There are two big reasons why the Bengals’ safeties need to refocus on creating more interceptions. The first is the way the NFL rules are changing on defense. Safeties, who opt to try and dislodge the ball from receivers rather than make a play on the ball, are more likely to get flagged—especially with the new contact and targeting rules. The second reason is because the Bengals simply didn’t have that many interceptions last year. In 2017, the Bengals’ safeties only had three total interceptions with Clayton Fejedelem, George Iloka and Shawn Williams each having one apiece.
“The hope is all these guys continue to grow and take the next step as centerfielders,” Bengals safeties coach Robert Livingston told Geoff Hobson of Bengals.com. “Regardless of how you got here. Drafted, college free agent, whatever. That you have a good spring, fly to the ball and make plays downfield. If you’re a free player, you go get the ball two yards outside of your number and go take it away from him.”
The Bengals as a whole only had 11 interceptions last season on their way to a minus-9 turnover ratio. The 11 interceptions tied for 10th-worst in the NFL. However, when you combine that with an NFL-worst three fumble recoveries you only have 14 turnovers on the season. The only team who had less was the Browns, who went 0-16 last year.
It shouldn’t be a surprise then that the Bengals’ new defensive coordinator Teryl Austin and his staff have put such an emphasis on creating more turnovers.
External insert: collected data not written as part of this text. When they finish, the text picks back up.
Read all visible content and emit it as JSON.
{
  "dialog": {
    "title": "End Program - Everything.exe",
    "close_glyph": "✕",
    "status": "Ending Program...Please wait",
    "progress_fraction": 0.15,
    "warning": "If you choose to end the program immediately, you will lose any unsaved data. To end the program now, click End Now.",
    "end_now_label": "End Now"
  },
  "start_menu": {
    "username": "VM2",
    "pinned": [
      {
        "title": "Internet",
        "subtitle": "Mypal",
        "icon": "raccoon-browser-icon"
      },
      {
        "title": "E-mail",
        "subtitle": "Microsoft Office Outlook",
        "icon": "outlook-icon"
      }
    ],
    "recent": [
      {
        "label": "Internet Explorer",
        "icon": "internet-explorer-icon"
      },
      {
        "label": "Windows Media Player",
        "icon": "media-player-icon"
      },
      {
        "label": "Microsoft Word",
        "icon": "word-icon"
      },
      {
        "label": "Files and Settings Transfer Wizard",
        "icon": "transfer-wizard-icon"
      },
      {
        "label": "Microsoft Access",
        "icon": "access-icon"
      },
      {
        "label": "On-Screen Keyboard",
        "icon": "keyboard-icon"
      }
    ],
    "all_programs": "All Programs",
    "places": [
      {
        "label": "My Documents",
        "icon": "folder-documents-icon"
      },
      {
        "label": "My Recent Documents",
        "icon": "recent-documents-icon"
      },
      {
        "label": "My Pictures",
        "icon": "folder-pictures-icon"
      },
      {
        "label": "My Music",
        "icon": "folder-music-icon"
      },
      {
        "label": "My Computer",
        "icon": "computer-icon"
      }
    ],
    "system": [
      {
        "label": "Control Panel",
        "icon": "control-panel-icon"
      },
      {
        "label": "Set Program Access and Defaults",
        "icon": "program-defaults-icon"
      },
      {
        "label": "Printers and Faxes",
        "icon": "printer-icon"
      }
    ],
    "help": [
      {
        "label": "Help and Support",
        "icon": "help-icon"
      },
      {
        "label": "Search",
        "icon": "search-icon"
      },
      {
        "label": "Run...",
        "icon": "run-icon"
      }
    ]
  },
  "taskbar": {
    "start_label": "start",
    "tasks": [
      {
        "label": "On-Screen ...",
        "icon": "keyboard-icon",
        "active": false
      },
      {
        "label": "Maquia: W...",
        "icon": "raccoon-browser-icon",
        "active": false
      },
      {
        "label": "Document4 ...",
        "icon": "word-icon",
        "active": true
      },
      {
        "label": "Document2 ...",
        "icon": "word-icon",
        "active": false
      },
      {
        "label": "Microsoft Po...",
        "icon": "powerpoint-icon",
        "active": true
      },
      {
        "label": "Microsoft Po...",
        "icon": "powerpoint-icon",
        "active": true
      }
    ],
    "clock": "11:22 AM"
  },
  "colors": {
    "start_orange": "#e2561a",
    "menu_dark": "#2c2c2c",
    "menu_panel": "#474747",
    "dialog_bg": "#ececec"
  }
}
It was something he did very successfully in Detroit.
Last season the Lions had 19 interceptions and 13 fumble recoveries. It doesn’t sound like a lot, but when you consider how the Bengals finished the season at 7-9 and how many close games they had along the way, a few more turnovers created could have been the catalyst in deciding those contests that had close margins of victory.
“We’ve just got to get back to making plays on the ball,” Livingston said. “I think everyone in the room can do it. Everybody is going to be given the opportunity.”
People say that you can’t coach turnovers, but that just isn’t true. You see with teams who have a lot of turnovers created in a season that their coaches consistently run drills to help coach them. It also helps to have some fierce competition, which is exactly what the Bengals brought in during the offseason by drafting safety Jessie Bates III in bringing in undrafted guys like Tyrice Beverette and Trayvon Henderson.
“It’s a good group,” Livingston says. “The young guys are flying around, which is what you want. They might make a mistake, but they do it fast and they don’t do it twice. And I can’t say enough about the veterans. They’ve been great helping the young guys and you don’t always see that.”
The more players like Bates push for playing time the better starters like Iloka and WIlliams will have to be. Although the help that Iloka and Williams are providing is nothing new for Livingston. He has been on the coaching staff since 2015 and has seen a couple generations of secondaries in Cincinnati. The most memorable to him was one led by Reggie Nelson. He coached Nelson in 2015 when he had eight interceptions on the season.
“Reggie has a phenomenal story and he’s still writing the story,” Livingston says. “He was essentially gave up. When he got here he got a second life. I think that stayed with him a little bit. ‘I want to do what I can do to help somebody else because somebody helped me.’ My lasting impression of Reggie is his ability to work with anyone who asks for help.
“You hear about guys that want to leave a place better than they found it. I think Reggie is a guy that felt that way and actually did it. He showed up every day with a smile on his face. He loved the game, loved what he was doing.”
Of course, the Bengals would love to go back to the days when Nelson was making plays in the secondary. Since his eight interception season, the other Bengals’ safeties have combined for just nine picks. Not only should that change in 2018, but it has to if the Bengals want to return to the playoffs.